Samopoczucie: Bardzo dobre
Motywacja: bardzo wysoka
We wtorek miał być trening skończyło się na ABSie. Nie sądziłem, że montaż żyrandola może być taki morderczy. Wczoraj mata i masakrycznie obite uda. Siniaki na pół nogi
Dziś plan był trochę inny, ale jeszcze karnisz montowałem więc trochę lżej.
Papu: Całkiem, całkiem. Niestety zżarłem dziś w pracy g**** z cateringu i mnie przegoniło. Nie wiem tylko czy to kasza czy ciastko. Obstawiam to drugie. Poza tym przyszła paka ze sklepu, ale o tym na koniec.
Ćwiczenia:
Pompki 5s15 - trzy pierwsze lekko weszły i dopiero przy 4 serii miałem kryzys.
Wiosła hantlem 15kg - 3s10 - siła powoli się wyrównuje.
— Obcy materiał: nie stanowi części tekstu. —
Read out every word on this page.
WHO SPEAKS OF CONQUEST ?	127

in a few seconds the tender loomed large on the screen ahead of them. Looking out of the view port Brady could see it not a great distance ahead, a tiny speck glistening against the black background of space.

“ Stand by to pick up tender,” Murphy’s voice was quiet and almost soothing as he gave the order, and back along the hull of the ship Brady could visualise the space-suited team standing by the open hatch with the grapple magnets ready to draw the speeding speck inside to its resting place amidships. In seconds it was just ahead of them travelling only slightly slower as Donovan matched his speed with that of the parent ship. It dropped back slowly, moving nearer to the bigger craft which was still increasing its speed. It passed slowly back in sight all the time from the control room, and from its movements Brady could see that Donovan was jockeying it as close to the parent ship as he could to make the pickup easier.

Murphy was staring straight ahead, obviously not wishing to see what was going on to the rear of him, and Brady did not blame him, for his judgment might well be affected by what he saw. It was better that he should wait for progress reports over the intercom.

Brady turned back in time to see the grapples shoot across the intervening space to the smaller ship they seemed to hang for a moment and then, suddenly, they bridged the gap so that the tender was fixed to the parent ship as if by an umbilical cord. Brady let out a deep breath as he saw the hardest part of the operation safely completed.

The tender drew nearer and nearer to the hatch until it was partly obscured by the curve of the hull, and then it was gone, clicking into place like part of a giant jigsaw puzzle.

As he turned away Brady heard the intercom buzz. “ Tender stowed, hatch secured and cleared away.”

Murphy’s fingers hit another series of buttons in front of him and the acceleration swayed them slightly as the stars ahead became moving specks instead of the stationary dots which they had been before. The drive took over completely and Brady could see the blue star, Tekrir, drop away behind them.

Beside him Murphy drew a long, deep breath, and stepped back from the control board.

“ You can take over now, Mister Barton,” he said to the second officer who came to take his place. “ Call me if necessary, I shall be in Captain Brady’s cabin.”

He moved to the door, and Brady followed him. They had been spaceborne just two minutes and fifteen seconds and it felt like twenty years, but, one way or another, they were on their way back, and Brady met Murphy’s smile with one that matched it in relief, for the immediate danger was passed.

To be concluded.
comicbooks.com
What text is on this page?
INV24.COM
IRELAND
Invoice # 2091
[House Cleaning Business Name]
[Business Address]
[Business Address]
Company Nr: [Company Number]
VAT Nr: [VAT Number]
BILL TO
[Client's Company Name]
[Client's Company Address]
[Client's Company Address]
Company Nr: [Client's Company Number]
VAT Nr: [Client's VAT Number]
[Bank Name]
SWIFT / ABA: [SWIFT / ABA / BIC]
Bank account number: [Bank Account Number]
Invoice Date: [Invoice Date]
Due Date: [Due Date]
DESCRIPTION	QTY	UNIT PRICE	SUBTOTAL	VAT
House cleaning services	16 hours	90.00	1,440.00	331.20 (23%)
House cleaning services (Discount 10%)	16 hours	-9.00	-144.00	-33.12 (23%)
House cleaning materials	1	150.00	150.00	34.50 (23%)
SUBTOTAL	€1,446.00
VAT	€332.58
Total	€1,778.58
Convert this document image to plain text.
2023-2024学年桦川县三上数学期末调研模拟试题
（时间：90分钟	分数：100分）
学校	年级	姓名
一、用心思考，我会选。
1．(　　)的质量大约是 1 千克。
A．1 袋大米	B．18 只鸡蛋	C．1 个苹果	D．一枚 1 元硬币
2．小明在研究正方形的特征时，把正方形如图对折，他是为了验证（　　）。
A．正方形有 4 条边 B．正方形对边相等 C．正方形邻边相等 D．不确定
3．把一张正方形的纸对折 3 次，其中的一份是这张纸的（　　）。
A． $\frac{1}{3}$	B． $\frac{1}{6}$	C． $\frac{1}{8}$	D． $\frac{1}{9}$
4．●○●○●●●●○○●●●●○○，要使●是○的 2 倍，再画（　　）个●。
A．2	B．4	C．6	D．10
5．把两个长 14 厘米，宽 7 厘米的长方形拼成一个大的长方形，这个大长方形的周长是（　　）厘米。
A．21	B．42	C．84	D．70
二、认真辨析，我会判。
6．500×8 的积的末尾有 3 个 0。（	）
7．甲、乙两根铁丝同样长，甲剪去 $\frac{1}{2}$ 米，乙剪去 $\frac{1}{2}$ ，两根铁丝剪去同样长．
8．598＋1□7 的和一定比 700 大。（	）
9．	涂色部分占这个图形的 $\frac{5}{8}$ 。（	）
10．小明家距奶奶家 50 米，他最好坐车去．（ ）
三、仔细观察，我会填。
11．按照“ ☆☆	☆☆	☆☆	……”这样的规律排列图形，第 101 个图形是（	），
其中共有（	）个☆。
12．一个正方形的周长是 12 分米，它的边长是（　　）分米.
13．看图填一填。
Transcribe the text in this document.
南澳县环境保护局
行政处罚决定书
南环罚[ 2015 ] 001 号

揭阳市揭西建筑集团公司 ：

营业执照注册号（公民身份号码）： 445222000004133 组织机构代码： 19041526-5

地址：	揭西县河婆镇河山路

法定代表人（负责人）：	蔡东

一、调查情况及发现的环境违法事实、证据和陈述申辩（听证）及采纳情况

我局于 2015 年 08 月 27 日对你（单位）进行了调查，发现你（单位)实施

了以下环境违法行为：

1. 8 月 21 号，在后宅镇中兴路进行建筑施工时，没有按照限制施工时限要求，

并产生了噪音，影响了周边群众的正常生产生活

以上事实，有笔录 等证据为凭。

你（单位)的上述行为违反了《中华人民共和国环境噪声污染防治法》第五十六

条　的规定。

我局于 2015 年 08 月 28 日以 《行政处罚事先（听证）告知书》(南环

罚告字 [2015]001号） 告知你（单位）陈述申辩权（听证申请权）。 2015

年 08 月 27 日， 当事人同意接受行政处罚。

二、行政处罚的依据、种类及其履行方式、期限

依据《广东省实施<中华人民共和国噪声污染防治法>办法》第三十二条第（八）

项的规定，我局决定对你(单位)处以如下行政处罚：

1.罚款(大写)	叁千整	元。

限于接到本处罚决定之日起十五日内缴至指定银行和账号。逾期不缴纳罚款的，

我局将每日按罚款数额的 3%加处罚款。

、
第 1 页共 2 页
Szrugsy "sztangą" 15kg- 3s15 - tu muszę coś zmienić, albo kupić dodatkowe obciążenie.
ABS II - poziom 1 zmodyfikowany. Do każdego ćwiczenia dołożyłem po 5 powtórzeń co w sumie daje 55 na dół i 45 na górę brzucha. Bez drążka na razie zatem tylko dokładanie ilości mi zostaje.
Biceps hantlem 15kg - 7/5/5 ostatnia to już nawet na prawej ręce szła ciężko.
Triceps - wyciskanie francuskie jednorącz 5kg 2s + francuskie oburącz 15kg 1s - lubię te ćwiczenia, bo są w pewnym sensie relaksujące.
Jak wspomniałem przyszła paczka ze sklepu, a w niej białeczko (SFD - waniliowe i bananowe), thermo stim, l-kartyna i przyrząd do mierzenia %BF. Oczywiście nie oparłem się pokusie i od razu dokonałem pomiarów. Wynik jest pomiędzy 13 a 14 % BF jestem nieźle pozytywnie zaskoczony, bo obstawiałem około 18%. No, ale tu pojawił się problem. Fat poszedł gdzieś, ale w zamian niewiele mięśni się zbudowało (w sensie wielkości, bo siła poszła do góry). Muszą z powrotem policzyć dietę i dać na 0 lub na niewielki plus i zacząć powoli budować masę.